Spero che questa panoramica contribuisca a farsi un'idea di alcuni dei fattori meno immediati da comprendere, e tuttavia sempre presenti, che possono contribuire a impoverire il patrimonio ittiologico dei nostri fiumi.
A breve, un post in cui capiremo se le dighe sono sempre indispensabili e quali risultati si sono ottenuti laddove si sia provveduto alla loro rimozione (L'articolo è adesso pubblicato e potete leggerlo QUI).

BIBLIOGRAFIA:
Bunn & Arthington, 2002
Kinsolving and Bain, 1993
Lytle and Poff, 2004
Marchetti and Moyle, 2001
Poff et al, 1997

4 comments:

Unknown ha detto...

Bel post. Ho una domanda che riguarda lo scazzone. Tu parli di variazioni che influiscono sulla maturazione delle gonadi come nel caso dello scazzone. Mi piacerebbe saperne di più su questa specie dato ce la trovo a volte nei fontanili, sempre più raramente purtroppo, e i fontanili sono ambienti abbastanza costanti per temperatura e portate. Sai indicarmi qualche studio?

Roberto 'Skazz' Merciai ha detto...

Ciao, non so se avevi letto il seguente post, che già ti dà qualche informazione in più, anche se piuttosto "leggera": http://paperfishbiology.blogspot.com/2011/09/convergenze-mirabili-la.html#more

Che aspetti ti interessano in particolare? Ecologia della specie? Conservazione? Questa pubblicazione, ad esempio, è una buona review su molti aspetti dell'ecologia di questa specie: Tomlinson ML & Perrow MR (2003). Ecology of the Bullhead Cottus gobio.
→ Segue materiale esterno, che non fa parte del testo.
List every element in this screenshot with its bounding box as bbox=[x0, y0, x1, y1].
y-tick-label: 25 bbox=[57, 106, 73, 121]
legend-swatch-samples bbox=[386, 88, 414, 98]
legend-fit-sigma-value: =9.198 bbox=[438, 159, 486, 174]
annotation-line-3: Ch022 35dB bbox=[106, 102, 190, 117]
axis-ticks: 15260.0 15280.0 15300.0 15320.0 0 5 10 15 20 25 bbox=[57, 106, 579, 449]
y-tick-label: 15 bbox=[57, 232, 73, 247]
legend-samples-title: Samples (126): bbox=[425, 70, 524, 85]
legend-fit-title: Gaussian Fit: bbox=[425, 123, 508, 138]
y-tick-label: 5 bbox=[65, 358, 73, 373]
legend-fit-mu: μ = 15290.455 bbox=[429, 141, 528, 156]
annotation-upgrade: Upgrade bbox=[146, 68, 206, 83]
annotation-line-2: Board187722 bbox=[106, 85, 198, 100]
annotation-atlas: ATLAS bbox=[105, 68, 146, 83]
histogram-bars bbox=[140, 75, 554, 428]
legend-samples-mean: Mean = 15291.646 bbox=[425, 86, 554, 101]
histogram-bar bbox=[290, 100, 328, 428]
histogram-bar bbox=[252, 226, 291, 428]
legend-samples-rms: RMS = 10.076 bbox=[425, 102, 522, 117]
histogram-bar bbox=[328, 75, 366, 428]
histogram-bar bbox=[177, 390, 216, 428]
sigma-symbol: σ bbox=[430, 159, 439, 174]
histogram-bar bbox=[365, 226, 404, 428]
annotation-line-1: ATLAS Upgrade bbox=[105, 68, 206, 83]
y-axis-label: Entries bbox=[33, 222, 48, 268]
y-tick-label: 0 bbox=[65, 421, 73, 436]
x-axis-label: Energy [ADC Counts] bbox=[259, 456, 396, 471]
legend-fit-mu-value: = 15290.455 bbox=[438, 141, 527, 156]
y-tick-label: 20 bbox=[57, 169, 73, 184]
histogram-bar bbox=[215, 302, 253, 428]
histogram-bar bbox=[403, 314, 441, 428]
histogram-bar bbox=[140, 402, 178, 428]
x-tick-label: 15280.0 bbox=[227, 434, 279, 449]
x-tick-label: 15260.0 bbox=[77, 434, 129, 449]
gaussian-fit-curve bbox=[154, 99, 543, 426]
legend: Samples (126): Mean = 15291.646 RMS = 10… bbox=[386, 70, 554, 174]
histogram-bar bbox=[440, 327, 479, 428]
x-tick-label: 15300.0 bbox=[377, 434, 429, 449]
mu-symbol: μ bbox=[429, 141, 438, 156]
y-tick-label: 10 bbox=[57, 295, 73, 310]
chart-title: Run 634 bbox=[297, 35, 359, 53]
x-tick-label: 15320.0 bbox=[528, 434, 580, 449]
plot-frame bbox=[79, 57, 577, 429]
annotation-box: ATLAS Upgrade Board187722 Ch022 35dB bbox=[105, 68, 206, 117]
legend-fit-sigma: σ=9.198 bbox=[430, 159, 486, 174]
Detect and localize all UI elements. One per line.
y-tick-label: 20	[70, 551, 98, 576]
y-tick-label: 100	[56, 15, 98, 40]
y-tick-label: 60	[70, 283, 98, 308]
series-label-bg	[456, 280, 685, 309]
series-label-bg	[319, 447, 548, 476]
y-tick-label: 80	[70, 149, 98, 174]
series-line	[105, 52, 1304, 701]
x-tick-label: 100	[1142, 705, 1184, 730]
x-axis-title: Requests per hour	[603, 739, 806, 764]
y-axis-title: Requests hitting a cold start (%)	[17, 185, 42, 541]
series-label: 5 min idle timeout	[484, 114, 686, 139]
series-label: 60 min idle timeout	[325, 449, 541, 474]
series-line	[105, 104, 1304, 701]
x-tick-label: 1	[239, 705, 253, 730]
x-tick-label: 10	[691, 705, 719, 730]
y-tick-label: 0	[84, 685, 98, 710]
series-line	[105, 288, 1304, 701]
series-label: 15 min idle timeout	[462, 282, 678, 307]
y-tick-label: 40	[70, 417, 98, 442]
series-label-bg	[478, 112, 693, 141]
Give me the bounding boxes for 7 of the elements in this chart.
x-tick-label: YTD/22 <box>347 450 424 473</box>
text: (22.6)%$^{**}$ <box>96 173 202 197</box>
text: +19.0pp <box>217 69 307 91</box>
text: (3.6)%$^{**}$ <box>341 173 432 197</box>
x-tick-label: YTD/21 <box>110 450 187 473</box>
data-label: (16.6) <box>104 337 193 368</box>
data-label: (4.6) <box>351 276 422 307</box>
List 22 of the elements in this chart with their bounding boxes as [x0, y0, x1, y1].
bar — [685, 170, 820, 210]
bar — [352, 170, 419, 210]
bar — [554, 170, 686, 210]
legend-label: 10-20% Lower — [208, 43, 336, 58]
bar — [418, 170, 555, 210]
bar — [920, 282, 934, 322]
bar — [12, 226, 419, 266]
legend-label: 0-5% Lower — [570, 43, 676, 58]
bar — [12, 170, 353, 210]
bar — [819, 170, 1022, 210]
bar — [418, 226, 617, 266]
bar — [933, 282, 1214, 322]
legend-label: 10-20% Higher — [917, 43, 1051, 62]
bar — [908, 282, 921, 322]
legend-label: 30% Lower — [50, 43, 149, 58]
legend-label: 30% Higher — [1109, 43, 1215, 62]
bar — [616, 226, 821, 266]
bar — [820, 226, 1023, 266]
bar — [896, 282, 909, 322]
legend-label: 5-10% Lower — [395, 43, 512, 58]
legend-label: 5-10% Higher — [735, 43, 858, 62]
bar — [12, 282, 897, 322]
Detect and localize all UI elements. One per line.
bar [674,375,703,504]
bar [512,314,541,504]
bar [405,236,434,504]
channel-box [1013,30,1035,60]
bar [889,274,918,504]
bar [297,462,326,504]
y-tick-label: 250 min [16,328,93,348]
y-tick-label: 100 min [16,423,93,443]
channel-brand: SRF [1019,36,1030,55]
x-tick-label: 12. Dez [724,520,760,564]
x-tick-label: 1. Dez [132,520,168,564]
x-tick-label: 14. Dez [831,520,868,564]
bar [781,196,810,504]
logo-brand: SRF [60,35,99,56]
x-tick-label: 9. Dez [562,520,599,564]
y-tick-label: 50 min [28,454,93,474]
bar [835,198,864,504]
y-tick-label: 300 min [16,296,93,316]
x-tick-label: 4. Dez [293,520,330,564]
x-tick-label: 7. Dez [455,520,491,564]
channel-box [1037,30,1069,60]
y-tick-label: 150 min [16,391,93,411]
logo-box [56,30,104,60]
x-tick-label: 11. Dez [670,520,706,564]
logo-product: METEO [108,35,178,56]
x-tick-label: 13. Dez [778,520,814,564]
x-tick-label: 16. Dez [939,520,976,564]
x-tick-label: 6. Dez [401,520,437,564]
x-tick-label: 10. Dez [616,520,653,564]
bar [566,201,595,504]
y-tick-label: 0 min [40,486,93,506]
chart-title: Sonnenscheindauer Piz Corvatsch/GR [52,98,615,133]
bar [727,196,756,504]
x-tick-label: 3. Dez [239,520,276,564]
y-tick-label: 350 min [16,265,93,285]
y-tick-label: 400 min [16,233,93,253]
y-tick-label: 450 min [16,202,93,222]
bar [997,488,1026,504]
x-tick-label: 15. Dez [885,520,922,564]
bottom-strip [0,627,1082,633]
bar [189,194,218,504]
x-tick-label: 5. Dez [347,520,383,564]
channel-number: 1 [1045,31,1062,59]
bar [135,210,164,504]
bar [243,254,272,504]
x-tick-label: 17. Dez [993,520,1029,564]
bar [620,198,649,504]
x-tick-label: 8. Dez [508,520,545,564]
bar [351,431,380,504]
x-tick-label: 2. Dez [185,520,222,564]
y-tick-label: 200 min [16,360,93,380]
Conserving Natura 2000 Rivers Ecology Series No. 4. English Nature, Peterborough.
Sulla riproduzione e il comportamento ci sono tanti bei lavori di Marconato-Rasotto-Bisazza e c'è anche la mia tesi di laurea, se mi dai un contatto email ti mando qualcosa ;)

Unknown ha detto...

Ho letto a suo tempo il post che mi era piaciuto molto. Mi interessa soprattutto l'ecologia.
Puoi usare la mail del blog: MahengechromisXXX@tiscali.it (elimina la stringa XXX)

Roberto 'Skazz' Merciai ha detto...

Ti ho inviato qualcosa, fammi sapere se lo ricevi!